It looks like gold will face a gloomy Thanksgiving and beyond, as the decreasingly precious metal falls to four-month price lows and finds little support from the diverse factors that have buoyed it.
The yellow metal dipped below $1,250 per ounce late last week, levels last seen in July 2013. Gold prices opened at $1,241 per ounce on New York’s COMEX exchange on Monday.
“Gold has eroded to a four-month low on account of revived fears that the Fed may start its tapering program somewhat earlier than expected, coupled with strength in the dollar against the yen, soaring U.S. equity markets and deteriorating technicals,” wrote precious metals analyst Edward Meir in a note late Sunday night.
Gold prices breaking below $1,250 is “quite serious," wrote Meir, since it opens gold up to test recent lows of $1,210 and $1,178, the lowest level seen all year.
“We remain rather bearish about gold’s upside prospects going forward,” concluded Meir. Barclays PLC (LON:BARC) gold analysts point out further bad news for gold, in a research note from Monday. A stronger dollar, traditionally bad news for gold prices, stronger U.S. Treasury yields, and buoyant equity markets all spell doom-and-gloom for gold, they said.
“External markets continue to create an unfavourable backdrop for gold, as the physical market lends little support during the seasonally strong period for consumption,” they wrote on Monday.
Gold held worldwide in exchange-traded products fell below 2,000 metric tons, levels not seen since 2010, they noted. That three-year low still leaves open “scope for further downside risk,” they said.
Even HSBC Holdings PLC (LON:HSBA) analyst James Steel, who is usually a bit more upbeat about gold’s prospects, concluded late last week that there’s little positive news on the horizon for gold.
“Market chatter concerning deflationary pressure helped dissuade investors from going long gold, and with no major buyers coming forward, prices eased lower,” he wrote on Friday. Deflationary pressures, a weaker euro and soft commodity prices all foretell negative trends for gold, said Steel. If deflation is strong, fewer investors will turn toward gold as a hedge against inflation, for example.

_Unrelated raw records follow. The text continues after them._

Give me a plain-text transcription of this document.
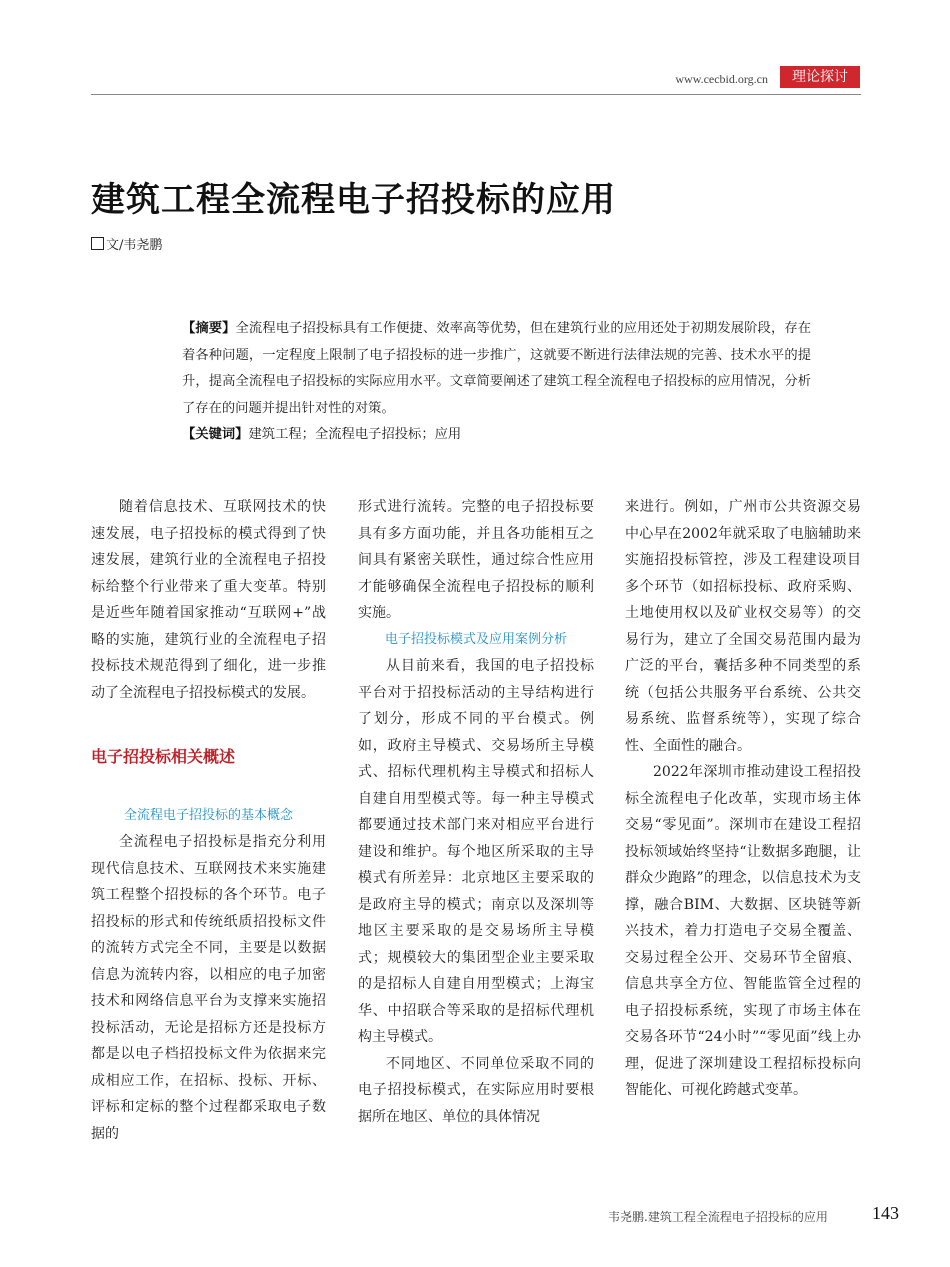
www.cecbid.org.cn	理论探讨
建筑工程全流程电子招投标的应用
文/韦尧鹏

【摘要】全流程电子招投标具有工作便捷、效率高等优势，但在建筑行业的应用还处于初期发展阶段，存在着各种问题，一定程度上限制了电子招投标的进一步推广，这就要不断进行法律法规的完善、技术水平的提升，提高全流程电子招投标的实际应用水平。文章简要阐述了建筑工程全流程电子招投标的应用情况，分析了存在的问题并提出针对性的对策。

【关键词】建筑工程；全流程电子招投标；应用

随着信息技术、互联网技术的快速发展，电子招投标的模式得到了快速发展，建筑行业的全流程电子招投标给整个行业带来了重大变革。特别是近些年随着国家推动“互联网+”战略的实施，建筑行业的全流程电子招投标技术规范得到了细化，进一步推动了全流程电子招投标模式的发展。

电子招投标相关概述

全流程电子招投标的基本概念

全流程电子招投标是指充分利用现代信息技术、互联网技术来实施建筑工程整个招投标的各个环节。电子招投标的形式和传统纸质招投标文件的流转方式完全不同，主要是以数据信息为流转内容，以相应的电子加密技术和网络信息平台为支撑来实施招投标活动，无论是招标方还是投标方都是以电子档招投标文件为依据来完成相应工作，在招标、投标、开标、评标和定标的整个过程都采取电子数据的

形式进行流转。完整的电子招投标要具有多方面功能，并且各功能相互之间具有紧密关联性，通过综合性应用才能够确保全流程电子招投标的顺利实施。

电子招投标模式及应用案例分析

从目前来看，我国的电子招投标平台对于招投标活动的主导结构进行了划分，形成不同的平台模式。例如，政府主导模式、交易场所主导模式、招标代理机构主导模式和招标人自建自用型模式等。每一种主导模式都要通过技术部门来对相应平台进行建设和维护。每个地区所采取的主导模式有所差异：北京地区主要采取的是政府主导的模式；南京以及深圳等地区主要采取的是交易场所主导模式；规模较大的集团型企业主要采取的是招标人自建自用型模式；上海宝华、中招联合等采取的是招标代理机构主导模式。

不同地区、不同单位采取不同的电子招投标模式，在实际应用时要根据所在地区、单位的具体情况

来进行。例如，广州市公共资源交易中心早在2002年就采取了电脑辅助来实施招投标管控，涉及工程建设项目多个环节（如招标投标、政府采购、土地使用权以及矿业权交易等）的交易行为，建立了全国交易范围内最为广泛的平台，囊括多种不同类型的系统（包括公共服务平台系统、公共交易系统、监督系统等），实现了综合性、全面性的融合。

2022年深圳市推动建设工程招投标全流程电子化改革，实现市场主体交易“零见面”。深圳市在建设工程招投标领域始终坚持“让数据多跑腿，让群众少跑路”的理念，以信息技术为支撑，融合BIM、大数据、区块链等新兴技术，着力打造电子交易全覆盖、交易过程全公开、交易环节全留痕、信息共享全方位、智能监管全过程的电子招投标系统，实现了市场主体在交易各环节“24小时”“零见面”线上办理，促进了深圳建设工程招标投标向智能化、可视化跨越式变革。

韦尧鹏.建筑工程全流程电子招投标的应用 143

“In the short term we do not see any likely turn of events that would bolster gold,” wrote Steel on Friday. “The Chinese New Year is not close enough to prompt greater physical demand and Indian demand remains stunted. … Before gold prices rally, prices may have to sink to the level where physical demand is stimulated, the scrap market contracts, or producers seriously discuss limiting production.”
Gold bugs hoped that Federal Reserve Vice Chair Janet Yellen’s Senate confirmation hearings last week would push gold prices up, if the next Fed chief was shown to be significantly dovish and more hesitant about tapering back bond purchases. But gold prices haven’t reacted as strongly as those who favor the yellow metal would’ve liked.
The gold market has remained insulated to what seems like bullish headlines, according to Scott Carter, Lear Capital CEO, who heads a major precious metals retailer.
“The gold price is a bit of a disconnect, in my view, to the news coming out of Washington, D.C., and the Fed,” Carter told IBTimes last week. He’d expected Yellen’s cross-examination by lawmakers to push gold prices up, as she seemed hesitant about the timing of tapering, on his view.
Another long-term gold bull, Brien Lundin of Jefferson Companies, put it well in a newsletter last week.
He said only very bad unemployment data, indicating widespread joblessness, could help gold at this point, short of an Israeli attack on Iran’s nuclear facilities.
“Western speculators are pouncing on any excuse to sell gold right now,” he wrote on Nov. 21. “The focus will be squarely on the November nonfarms payroll report due on Friday, Dec. 6. I plan to be out of the office on that day, and I recommend that all gold bugs do the same.”
U.S. Commodity Futures Trading Commission data showed that speculative investors limited their exposure to gold, with the fastest reduction in those betting on gold since March 2012, happening in early November. Many investors are shorting the metal, betting that prices will fall, with such positions rising to their highest in 14 weeks, wrote Barclays analysts.